Can the season get any worse then it already is?

This would depend upon what you felt was the original objective of the 2017 season to begin with.  If you are looking at the season from the perspective of a team trying to make the playoffs, then yes, this is a colossal failure. But the real purpose of the 2017 season was to evaluate what the Phillies had on the Major League level already, while prospects continue to develop in the minors.

We knew that the following were simple placeholders for later, and not parts of the long-term solution: Benoit, Neshek, Jeremy HellicksonClay Buchholz, Kendrick, and Saunders.  How they perform (or do not) are only relevant to the future in that they may be traded for some future considerations.  Some will not (Buchholz) and others may stay all year (see above).

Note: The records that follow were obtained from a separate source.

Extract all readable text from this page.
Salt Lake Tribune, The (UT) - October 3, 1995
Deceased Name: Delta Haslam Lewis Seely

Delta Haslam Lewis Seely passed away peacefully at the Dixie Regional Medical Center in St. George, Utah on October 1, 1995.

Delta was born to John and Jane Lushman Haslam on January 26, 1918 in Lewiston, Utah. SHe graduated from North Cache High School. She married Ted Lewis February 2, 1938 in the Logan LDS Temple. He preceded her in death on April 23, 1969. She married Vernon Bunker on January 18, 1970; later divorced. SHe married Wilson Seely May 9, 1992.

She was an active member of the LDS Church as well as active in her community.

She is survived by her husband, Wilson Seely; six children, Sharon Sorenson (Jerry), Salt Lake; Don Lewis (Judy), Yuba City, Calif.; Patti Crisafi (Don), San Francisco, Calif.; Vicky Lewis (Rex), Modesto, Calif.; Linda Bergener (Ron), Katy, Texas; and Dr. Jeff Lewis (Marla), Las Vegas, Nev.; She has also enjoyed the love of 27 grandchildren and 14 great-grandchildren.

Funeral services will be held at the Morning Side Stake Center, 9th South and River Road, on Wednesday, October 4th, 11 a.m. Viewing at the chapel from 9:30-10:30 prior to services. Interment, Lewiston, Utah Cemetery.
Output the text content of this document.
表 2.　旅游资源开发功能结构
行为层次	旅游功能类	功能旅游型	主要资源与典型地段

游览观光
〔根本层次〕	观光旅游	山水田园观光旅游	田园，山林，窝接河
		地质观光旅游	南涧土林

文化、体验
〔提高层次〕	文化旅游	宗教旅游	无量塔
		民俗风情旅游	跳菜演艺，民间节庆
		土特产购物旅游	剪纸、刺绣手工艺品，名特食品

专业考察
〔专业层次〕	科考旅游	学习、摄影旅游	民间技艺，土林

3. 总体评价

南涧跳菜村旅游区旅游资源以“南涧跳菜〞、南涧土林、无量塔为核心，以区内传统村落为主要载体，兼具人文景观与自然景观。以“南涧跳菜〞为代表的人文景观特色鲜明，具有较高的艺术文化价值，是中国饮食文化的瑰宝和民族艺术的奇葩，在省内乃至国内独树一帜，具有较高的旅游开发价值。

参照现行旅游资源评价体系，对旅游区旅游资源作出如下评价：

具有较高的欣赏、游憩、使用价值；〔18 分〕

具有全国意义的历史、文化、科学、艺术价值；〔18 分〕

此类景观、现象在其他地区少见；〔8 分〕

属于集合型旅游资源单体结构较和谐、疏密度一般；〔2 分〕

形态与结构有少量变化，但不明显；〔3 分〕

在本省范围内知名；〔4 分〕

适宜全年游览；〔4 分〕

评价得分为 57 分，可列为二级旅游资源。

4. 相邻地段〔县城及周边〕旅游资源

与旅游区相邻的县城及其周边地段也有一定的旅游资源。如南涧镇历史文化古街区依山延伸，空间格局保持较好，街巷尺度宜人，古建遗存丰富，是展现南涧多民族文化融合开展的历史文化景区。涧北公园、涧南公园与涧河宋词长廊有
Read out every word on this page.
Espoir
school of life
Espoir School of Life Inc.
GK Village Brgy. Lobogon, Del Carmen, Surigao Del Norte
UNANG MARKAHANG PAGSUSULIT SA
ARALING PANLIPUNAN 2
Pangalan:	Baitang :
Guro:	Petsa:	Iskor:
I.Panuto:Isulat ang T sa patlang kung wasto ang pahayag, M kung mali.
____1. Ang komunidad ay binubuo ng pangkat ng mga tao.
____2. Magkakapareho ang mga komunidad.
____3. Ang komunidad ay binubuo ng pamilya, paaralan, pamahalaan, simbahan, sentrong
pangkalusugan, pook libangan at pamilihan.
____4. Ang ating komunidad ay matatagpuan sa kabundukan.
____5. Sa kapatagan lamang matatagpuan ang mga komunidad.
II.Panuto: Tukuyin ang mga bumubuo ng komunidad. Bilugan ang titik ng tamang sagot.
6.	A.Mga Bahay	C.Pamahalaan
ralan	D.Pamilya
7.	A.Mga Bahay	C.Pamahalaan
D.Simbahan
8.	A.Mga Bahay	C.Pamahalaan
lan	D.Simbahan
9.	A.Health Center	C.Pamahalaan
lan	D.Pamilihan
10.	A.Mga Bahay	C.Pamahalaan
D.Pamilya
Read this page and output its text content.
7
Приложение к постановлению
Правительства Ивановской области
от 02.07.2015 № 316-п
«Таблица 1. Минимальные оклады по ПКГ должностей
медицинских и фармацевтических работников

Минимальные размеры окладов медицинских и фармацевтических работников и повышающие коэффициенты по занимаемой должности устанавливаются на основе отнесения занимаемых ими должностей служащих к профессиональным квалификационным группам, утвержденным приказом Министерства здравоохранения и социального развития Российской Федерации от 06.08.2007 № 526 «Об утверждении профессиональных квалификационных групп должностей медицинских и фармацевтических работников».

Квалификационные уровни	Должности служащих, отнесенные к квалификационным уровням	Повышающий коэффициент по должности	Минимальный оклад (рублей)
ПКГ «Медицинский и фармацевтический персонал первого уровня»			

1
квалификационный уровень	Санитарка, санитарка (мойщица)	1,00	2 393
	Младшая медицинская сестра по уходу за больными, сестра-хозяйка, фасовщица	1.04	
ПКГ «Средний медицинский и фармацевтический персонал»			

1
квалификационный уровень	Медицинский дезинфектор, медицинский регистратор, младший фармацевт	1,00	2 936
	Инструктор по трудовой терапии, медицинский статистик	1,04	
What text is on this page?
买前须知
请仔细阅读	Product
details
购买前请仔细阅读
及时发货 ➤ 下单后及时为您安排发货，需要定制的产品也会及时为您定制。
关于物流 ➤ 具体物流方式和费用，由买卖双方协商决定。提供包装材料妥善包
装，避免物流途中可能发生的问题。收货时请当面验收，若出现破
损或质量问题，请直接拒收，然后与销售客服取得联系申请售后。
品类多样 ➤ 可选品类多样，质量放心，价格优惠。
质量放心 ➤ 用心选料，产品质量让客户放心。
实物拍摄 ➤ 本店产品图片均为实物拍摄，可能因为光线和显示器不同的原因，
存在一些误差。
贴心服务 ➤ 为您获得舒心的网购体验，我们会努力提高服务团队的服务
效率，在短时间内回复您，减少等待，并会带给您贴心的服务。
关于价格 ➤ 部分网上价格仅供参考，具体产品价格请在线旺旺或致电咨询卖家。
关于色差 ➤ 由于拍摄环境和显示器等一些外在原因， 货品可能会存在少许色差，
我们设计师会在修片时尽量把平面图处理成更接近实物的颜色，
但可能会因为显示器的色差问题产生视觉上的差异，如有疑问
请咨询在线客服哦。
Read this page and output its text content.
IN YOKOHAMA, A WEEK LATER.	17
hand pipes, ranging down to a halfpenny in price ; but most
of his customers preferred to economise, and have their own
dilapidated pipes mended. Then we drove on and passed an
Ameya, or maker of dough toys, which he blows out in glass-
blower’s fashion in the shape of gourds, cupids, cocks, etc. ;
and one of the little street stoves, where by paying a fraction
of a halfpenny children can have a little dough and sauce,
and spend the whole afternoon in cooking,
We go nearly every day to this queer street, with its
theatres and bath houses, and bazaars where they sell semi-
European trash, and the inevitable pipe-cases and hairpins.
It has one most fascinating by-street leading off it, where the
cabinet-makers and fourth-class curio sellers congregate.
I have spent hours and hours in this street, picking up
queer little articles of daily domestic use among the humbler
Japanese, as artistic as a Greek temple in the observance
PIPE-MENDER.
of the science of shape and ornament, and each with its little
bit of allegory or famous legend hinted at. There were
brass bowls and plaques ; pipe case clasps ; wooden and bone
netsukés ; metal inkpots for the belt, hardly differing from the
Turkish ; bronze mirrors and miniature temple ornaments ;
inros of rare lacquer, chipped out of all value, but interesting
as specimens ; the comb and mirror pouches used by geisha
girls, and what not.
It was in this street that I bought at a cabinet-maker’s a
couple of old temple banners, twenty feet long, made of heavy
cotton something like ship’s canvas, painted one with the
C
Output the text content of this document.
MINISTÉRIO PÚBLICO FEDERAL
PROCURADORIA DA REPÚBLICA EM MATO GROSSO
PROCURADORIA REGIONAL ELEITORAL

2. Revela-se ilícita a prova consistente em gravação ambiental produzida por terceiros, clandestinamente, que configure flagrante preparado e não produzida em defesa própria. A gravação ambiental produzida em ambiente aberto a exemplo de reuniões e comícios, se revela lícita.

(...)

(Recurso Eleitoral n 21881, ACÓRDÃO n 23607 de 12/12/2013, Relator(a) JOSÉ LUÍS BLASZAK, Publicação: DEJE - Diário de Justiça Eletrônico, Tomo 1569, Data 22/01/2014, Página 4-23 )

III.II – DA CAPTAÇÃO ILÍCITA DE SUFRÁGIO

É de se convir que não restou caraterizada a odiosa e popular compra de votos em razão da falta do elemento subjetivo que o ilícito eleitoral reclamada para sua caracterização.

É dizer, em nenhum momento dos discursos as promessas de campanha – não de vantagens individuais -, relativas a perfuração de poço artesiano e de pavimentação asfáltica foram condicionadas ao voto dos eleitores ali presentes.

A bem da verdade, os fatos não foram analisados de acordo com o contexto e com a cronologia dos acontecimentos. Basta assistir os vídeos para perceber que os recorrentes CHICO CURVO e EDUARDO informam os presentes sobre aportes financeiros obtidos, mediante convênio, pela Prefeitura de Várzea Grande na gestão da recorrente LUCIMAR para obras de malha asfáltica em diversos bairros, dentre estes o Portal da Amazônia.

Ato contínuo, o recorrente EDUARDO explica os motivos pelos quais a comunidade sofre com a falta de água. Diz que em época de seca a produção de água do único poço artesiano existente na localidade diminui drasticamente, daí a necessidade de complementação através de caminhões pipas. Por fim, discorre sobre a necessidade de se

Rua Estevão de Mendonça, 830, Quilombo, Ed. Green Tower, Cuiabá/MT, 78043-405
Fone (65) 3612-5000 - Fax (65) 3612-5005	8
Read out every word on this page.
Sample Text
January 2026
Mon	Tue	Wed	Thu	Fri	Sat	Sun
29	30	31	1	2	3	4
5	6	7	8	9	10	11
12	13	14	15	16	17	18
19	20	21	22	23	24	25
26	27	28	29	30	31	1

Then there were the players that the Phillies needed to know if they were part of the long-term solution: Tommy JosephCesar Hernandez, Andrew Knapp, Hector Neris, Edubray Ramos, Joely Rodriguez, Zach Eflin, Jerad Eickhoff, Aaron Altherr, and to a certain extent Maikel Franco and Aaron Nola.  The Phillies have prospects that could play the positions these players currently play (except for Franco) and the Phillies needed a clearer picture of where they were going.

Falling somewhere in between include Cameron Rupp, Jeanmar Gomez, and Freddy Galvis as players that could go either way.

The Phillies have a boatload of prospects still developing.  Some will work out and some will not.  Some of the players currently on the roster may work out and some will not.  If the Phillies can get to the end of the 2017 season and can come up with some definitive answers about any of the players not in the veteran category, then consider this season a success.

It could be way worse: the New York Mets were supposed to contend for the National League East and had their sights on the World Series.  The dream starting rotation is mostly hurt, and the Mets are talking fire sale instead of gearing up for a playoff run.  High expectations, low output.  That would be much worse.